Que Bonita Esta Vida

for someone who will dance with me 

My friend Anthony and I go to Happy Wine, this Cuban wine shop on Calle Ocho that turns into a little discoth√®que on weekends.  There, pockets of people hide behind huge boxes of malbec and pinot noir and boudreaux, nibbling on tapas.  We sit on boxes of wine stacked up like barstools and lean over wooden TV trays underneath florescent bulbs.  We order chorizo y manchego cheese y camarones and sip on a yummy ten dollar bottle of malbec.  Everything is yellow in the light and every detail—big magic marker prices, dirty carpets strewn with crackers, graffiti walls—everything lights up without apology. 
       Up front a man in a black guayabera, Panama hat and goatee sings at the top of his lungs to electric keyboards and synthetic drums.   Everybody is dancing in their place—old men and their old wives, a mid-thirties couple groping in the back, a group of gay boys behind a tower of sparkling wine and a table of nurses in blue scrubs—everybody is smiling and everybody dances. It is not exactly elegant here but that doesn’t matter because people here are HAPPY.  Everybody’s speaking really loud fast Spanish—ordering another round of tapas, popping open another bottle of wine and calling out the latest chismis.  Me and Anthony too.  You know, when in Rome … 
       Happy Wine is really all about Cuba (say Cooba). And even though sometimes I have been called China (say Cheena), I pass because when I am dancing, it is clear my ancestors shared the same oppressors as los Cubanos and if there’s any doubt, just hit the karaoke machine and watch me go.  Once when I was in a similar venue dancing with a circle of my friends, I heard them calling out, Mira la Filipina!
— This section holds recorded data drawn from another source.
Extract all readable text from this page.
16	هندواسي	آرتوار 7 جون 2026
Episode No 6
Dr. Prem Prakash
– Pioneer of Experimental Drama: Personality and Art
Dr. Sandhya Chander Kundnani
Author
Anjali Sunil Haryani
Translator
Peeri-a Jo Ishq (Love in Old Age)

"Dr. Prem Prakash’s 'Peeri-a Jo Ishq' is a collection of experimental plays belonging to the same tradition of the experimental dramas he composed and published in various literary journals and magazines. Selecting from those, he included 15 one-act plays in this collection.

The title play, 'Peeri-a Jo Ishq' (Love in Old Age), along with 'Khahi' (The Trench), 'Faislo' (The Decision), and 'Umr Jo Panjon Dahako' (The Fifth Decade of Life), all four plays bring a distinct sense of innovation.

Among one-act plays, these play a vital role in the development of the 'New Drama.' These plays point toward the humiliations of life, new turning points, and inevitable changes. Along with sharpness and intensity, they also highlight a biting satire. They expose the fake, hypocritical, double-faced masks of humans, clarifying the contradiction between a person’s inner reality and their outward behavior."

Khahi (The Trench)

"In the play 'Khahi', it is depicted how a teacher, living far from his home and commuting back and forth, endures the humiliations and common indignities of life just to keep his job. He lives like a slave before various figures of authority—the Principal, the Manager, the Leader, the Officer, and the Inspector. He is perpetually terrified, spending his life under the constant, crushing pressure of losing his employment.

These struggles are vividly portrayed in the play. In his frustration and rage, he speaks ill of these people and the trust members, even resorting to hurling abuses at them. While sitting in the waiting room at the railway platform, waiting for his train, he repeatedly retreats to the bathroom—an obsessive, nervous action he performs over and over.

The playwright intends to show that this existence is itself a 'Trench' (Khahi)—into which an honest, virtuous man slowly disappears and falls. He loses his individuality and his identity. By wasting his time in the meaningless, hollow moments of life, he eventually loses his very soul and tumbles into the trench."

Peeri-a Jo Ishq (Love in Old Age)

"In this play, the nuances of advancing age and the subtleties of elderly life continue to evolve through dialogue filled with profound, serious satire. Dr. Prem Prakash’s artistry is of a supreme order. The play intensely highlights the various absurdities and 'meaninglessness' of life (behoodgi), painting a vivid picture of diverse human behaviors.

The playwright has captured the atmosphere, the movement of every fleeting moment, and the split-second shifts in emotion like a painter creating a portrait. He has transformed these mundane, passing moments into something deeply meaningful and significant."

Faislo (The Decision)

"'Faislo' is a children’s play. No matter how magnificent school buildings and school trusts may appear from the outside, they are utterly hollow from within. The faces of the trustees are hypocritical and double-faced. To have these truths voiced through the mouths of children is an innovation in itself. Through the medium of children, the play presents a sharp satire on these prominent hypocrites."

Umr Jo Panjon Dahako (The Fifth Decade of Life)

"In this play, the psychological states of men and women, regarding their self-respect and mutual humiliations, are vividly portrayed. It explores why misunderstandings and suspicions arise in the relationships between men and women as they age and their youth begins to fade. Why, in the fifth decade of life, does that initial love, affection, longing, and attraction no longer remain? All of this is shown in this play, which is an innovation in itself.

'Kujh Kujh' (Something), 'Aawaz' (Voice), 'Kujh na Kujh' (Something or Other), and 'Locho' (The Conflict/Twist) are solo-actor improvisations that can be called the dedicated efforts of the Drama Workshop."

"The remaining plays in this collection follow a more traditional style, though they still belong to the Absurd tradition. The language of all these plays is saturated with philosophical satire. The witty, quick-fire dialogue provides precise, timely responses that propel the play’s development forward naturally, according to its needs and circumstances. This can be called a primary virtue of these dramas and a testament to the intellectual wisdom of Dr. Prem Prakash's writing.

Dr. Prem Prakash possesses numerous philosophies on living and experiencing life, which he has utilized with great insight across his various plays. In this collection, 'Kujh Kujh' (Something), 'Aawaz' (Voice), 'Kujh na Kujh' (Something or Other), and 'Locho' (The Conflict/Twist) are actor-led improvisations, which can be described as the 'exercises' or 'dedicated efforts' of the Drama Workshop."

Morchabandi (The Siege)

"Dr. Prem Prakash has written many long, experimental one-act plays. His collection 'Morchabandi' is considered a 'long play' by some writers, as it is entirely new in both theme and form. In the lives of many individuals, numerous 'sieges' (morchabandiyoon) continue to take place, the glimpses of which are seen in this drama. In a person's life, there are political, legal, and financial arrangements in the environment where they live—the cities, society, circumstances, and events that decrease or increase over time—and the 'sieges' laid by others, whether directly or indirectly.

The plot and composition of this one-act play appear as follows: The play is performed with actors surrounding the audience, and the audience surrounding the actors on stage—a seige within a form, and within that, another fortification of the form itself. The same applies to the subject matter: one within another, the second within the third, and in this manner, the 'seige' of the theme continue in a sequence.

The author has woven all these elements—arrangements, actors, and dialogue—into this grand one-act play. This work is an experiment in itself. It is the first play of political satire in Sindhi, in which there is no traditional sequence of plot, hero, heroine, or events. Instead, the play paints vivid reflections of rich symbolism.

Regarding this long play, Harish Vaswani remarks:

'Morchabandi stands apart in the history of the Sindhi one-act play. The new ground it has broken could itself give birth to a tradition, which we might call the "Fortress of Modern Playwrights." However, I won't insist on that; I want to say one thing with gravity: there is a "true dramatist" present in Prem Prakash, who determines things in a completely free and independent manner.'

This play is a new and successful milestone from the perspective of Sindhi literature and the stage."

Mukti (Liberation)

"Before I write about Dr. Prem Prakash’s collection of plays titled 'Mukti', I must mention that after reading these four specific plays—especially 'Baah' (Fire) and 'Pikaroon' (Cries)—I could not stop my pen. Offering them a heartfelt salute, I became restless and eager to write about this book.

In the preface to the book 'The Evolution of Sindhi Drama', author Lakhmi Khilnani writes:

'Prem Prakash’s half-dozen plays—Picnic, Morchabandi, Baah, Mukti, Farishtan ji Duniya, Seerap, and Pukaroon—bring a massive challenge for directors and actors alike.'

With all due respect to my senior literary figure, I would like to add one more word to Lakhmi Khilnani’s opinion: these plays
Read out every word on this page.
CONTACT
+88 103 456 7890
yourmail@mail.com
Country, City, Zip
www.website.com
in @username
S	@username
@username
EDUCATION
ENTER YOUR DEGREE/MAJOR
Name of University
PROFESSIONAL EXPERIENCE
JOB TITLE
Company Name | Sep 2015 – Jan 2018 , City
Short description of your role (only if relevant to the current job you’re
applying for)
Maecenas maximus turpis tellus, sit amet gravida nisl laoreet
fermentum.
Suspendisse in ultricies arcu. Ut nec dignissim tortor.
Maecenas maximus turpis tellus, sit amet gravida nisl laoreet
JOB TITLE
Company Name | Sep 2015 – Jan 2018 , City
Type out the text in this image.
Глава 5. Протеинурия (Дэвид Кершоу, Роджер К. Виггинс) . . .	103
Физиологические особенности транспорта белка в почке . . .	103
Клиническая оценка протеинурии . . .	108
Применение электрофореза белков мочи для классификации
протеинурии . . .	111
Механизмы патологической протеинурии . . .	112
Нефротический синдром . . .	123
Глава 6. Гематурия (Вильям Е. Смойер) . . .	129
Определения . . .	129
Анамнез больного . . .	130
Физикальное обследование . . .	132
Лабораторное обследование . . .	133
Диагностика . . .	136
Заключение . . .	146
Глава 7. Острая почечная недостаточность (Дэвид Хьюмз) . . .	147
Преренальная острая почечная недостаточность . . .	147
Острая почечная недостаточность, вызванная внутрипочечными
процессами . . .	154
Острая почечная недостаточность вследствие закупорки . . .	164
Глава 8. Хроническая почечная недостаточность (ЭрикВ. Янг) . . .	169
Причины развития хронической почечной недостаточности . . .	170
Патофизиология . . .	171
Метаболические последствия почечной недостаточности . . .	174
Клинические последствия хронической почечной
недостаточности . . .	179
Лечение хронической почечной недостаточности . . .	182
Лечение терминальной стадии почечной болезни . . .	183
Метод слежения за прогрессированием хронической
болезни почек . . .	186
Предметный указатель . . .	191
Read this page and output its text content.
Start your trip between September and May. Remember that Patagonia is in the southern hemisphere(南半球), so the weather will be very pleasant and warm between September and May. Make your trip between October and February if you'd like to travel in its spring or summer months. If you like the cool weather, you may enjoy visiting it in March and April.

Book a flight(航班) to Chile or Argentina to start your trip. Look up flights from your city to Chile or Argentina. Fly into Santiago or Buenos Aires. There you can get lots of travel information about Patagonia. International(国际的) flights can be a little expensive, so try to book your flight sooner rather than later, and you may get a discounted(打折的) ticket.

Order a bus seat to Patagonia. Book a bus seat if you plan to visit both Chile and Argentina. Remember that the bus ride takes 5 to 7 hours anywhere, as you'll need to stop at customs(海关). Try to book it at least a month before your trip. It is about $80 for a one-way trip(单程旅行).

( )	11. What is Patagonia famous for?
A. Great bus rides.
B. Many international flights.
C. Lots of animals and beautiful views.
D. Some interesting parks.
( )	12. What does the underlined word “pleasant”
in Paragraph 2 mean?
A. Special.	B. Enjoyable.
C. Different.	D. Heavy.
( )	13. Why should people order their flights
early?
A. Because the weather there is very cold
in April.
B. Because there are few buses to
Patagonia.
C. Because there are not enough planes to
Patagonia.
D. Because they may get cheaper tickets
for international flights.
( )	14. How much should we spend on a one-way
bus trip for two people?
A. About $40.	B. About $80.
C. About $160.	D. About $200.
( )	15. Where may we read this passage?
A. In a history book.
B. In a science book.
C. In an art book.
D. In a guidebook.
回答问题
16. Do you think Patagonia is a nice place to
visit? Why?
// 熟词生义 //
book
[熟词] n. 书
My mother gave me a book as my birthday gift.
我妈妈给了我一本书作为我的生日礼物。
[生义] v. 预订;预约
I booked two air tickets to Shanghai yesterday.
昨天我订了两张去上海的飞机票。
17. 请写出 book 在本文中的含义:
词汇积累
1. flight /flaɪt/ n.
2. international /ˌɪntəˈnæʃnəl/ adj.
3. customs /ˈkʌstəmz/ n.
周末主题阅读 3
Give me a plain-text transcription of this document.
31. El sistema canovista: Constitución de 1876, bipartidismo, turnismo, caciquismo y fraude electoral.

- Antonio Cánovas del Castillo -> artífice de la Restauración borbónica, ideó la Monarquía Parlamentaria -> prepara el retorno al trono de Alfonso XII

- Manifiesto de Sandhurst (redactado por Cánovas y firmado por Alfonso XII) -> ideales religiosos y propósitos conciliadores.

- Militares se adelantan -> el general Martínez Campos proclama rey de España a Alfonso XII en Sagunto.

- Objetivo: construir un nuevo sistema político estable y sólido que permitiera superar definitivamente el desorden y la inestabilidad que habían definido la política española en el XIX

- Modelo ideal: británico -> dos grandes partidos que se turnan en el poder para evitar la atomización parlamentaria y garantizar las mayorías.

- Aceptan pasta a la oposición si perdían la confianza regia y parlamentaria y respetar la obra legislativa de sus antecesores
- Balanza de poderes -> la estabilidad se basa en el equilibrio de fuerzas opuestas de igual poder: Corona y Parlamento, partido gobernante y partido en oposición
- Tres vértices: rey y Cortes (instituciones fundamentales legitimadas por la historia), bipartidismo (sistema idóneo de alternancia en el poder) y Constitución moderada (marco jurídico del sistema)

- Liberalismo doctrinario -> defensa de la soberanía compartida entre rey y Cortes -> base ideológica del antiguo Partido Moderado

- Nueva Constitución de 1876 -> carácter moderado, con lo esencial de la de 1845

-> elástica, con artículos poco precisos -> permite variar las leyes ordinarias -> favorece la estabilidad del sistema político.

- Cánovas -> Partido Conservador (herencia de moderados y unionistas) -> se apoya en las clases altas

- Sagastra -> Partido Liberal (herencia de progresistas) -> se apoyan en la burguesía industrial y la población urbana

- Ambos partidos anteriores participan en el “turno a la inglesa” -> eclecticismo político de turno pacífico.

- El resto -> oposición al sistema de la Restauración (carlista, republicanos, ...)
       Anyway, back to Happy Wine.  We are in the way back of the store and on either side of us are mountains of wine bottles.  We can just barely see the tops of everyone’s head.  And the singer in the front has inspired everyone to sing along, “Ahhhhh!  Que bonita, esta vida!”  And I have never heard it before, but there I am, happy like the rest, dancing on my boxes of wine and singing out, “Ahhhh!  Que bonita, esta vida!”  Do you know this song, Anthony asks me.  No, but that doesn't stop me from singing along.  Somehow that singer convinces me this life is beautiful and my whole being is filled with wonder. 
       At one point, an unknown woman belts out a bolero into the singer’s mic -- voice only, perfect pitch, strong lungs, the works and when I peek around the bottle necks who do I see standing there before the shelves of wine, mic in hand and crooning -- but a woman in her seventies -- all white haired and grandma looking in her blue slacks and flower printed blouse – an abuela! --- singing with the heart of a twenty year old!
       Later I see her dancing with her man—not slow dance and easy—but cumbia and salsa and meringue—the kind of dancing where the man bites his lower lip and the couple swings their hips like they're doing you know what.  They are so happy and I am smiling watching them and they are making ME happy, yes how beautiful is this life.  And I am thinking, that's what I want. Someone who will dance with me when I am 70 in the middle of a little wine shop, swinging me about like I am his one and only.
       The rest of the night, Anthony and I stroll down the aisles, pretending to look at bottles of wine, but we are just looking for a reason to dance all over the store and watch the happy people. Tapas nibbling, always smiling, look you in the eye and raise a glass to you happy people.
       When I leave, I dance my way down the long aisle, passing the abuela who winks at me and her man who sings to me.  And then I get into my red Honda and I follow the moon along Calle Ocho, leading me home, feeling so Miami.